Als ich jünger war, interessierte ich mich schon immer für Mode und versuchte, meinen Stil durch verschiedene Einflüsse zu definieren: Die dreijährige Arbeit für Gucci ermöglichte es mir, einen kleinen Schritt in die Mode/klassische Kleidung zu machen.

Im Jahr 2015 bekam ich die Chance, meine Ausbildung bei Liverano zu beginnen, und ich begann, vom Hausstil beeinflusst zu werden. Ich begann, mich klassischen Kleidungsstücken und Accessoires zu nähern.

In letzter Zeit habe ich mich sicherer gefühlt, klassische Kleidungsstücke, wie eine Jacke oder einen Mantel, mit lässigerer und Vintage-Kleidung zu mischen, um Stile, Stoffe, Schichten zu kombinieren und etwas Einzigartiges für mich selbst zu schaffen.

Sanpetuna

3. Was ist Ihr einzigartiger Ansatz/Ihre einzigartige Philosophie, wenn es ums Anziehen geht?

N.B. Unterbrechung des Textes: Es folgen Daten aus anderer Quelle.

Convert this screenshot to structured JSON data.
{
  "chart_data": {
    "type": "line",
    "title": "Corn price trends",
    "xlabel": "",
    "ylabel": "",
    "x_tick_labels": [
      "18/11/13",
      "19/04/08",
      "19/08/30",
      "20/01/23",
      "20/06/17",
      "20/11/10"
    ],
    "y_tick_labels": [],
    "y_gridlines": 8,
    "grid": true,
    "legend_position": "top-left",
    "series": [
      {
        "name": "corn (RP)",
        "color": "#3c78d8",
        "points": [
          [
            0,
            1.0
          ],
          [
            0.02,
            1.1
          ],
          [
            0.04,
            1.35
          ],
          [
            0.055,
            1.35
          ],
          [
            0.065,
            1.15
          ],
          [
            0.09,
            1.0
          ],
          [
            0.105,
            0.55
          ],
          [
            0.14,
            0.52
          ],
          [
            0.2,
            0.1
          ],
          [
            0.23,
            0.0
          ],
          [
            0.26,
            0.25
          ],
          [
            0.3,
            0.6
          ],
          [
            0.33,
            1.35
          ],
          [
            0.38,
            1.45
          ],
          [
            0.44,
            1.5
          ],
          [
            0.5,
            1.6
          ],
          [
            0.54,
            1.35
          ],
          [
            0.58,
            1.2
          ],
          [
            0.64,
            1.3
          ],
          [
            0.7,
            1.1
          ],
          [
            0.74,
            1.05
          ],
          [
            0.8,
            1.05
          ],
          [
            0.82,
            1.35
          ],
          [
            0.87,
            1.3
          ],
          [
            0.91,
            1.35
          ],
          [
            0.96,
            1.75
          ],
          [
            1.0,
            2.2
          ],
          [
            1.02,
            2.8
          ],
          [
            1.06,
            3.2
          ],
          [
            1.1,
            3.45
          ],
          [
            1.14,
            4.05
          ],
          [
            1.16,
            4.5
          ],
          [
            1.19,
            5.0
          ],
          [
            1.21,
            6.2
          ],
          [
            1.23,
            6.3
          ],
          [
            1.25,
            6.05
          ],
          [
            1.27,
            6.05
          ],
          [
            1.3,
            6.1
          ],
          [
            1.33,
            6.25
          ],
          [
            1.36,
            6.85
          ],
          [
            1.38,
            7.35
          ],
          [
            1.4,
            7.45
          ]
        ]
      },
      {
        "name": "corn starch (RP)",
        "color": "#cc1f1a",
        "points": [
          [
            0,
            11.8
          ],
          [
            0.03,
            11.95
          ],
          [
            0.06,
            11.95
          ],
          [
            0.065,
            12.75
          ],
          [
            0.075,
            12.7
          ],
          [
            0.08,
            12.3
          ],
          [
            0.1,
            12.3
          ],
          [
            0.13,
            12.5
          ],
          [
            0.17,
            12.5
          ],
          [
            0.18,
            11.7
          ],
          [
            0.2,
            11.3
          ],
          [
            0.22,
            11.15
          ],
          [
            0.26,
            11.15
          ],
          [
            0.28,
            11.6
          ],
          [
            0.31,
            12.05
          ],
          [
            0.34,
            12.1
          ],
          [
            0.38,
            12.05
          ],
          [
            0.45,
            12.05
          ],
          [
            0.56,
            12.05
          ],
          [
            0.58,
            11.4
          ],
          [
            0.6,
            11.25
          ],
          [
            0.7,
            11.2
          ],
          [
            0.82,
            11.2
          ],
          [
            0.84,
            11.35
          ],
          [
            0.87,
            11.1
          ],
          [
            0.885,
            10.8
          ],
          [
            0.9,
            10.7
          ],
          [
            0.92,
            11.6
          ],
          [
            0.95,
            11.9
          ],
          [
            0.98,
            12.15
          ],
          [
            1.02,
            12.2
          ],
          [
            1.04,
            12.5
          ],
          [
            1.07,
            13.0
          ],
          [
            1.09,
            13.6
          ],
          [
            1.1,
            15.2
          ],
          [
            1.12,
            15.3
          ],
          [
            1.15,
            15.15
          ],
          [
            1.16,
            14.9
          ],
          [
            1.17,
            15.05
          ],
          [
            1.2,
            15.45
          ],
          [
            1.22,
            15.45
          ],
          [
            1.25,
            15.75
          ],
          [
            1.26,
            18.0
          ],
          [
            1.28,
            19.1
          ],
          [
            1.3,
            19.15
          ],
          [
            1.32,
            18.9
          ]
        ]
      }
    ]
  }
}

„Kreieren“ ist das Verb, deshalb nannte ich meine Schneiderei „POIESIS“, ein Begriff aus der altgriechischen Philosophie. Er bezieht sich auf den Prozess, etwas ins Dasein zu rufen, den Akt der Schöpfung, unter Verwendung von Vorstellungskraft, Kunst oder intellektuellen Anstrengungen.

Sanpetuna

4. Gibt es bei Ihnen persönliche Lieblingsmarken? Oder achten Sie beim Kauf eher auf Qualität/Design?

Ich mag einfache Sachen, aber auch etwas Raffinierteres wie: Ulster Coat, natürlich Jacken, einen zweireihigen Nadelstreifenanzug, Bundfaltenhosen für den Alltagsstil und Jeans. Sowie ein tolles Jeanshemd oder ein Button-Down-Oxford-Hemd.

Sanpetuna

5. Sie sind freiberufliche Schneiderin. Welche Schneiderschule besuchen Sie? Und was macht Ihre Produkte so besonders?

Meine Ausbildung absolvierte ich bei Liverano & Liverano, wo ich fast 7 Jahre lang tätig war.

Ich habe den Florentiner Schnitt und den speziellen Prozess hinter dem Produkt gelernt: Der Schnitt und die Handarbeit machen das Kleidungsstück sehr besonders.
Wenn Sie meine Jacke tragen, spüren Sie die Weichheit, den Komfort und den einzigartigen Schnitt.

Fügen Sie all diese Zutaten mit einem Vintage-Stoff aus meiner Kollektion (ich habe mehr als 500 Vintage-Stoffe aus den 70er bis 90er Jahren) und einer persönlichen Note hinzu, und Vertrauen ist das, was Sie bekommen. Ein gutes Rezept.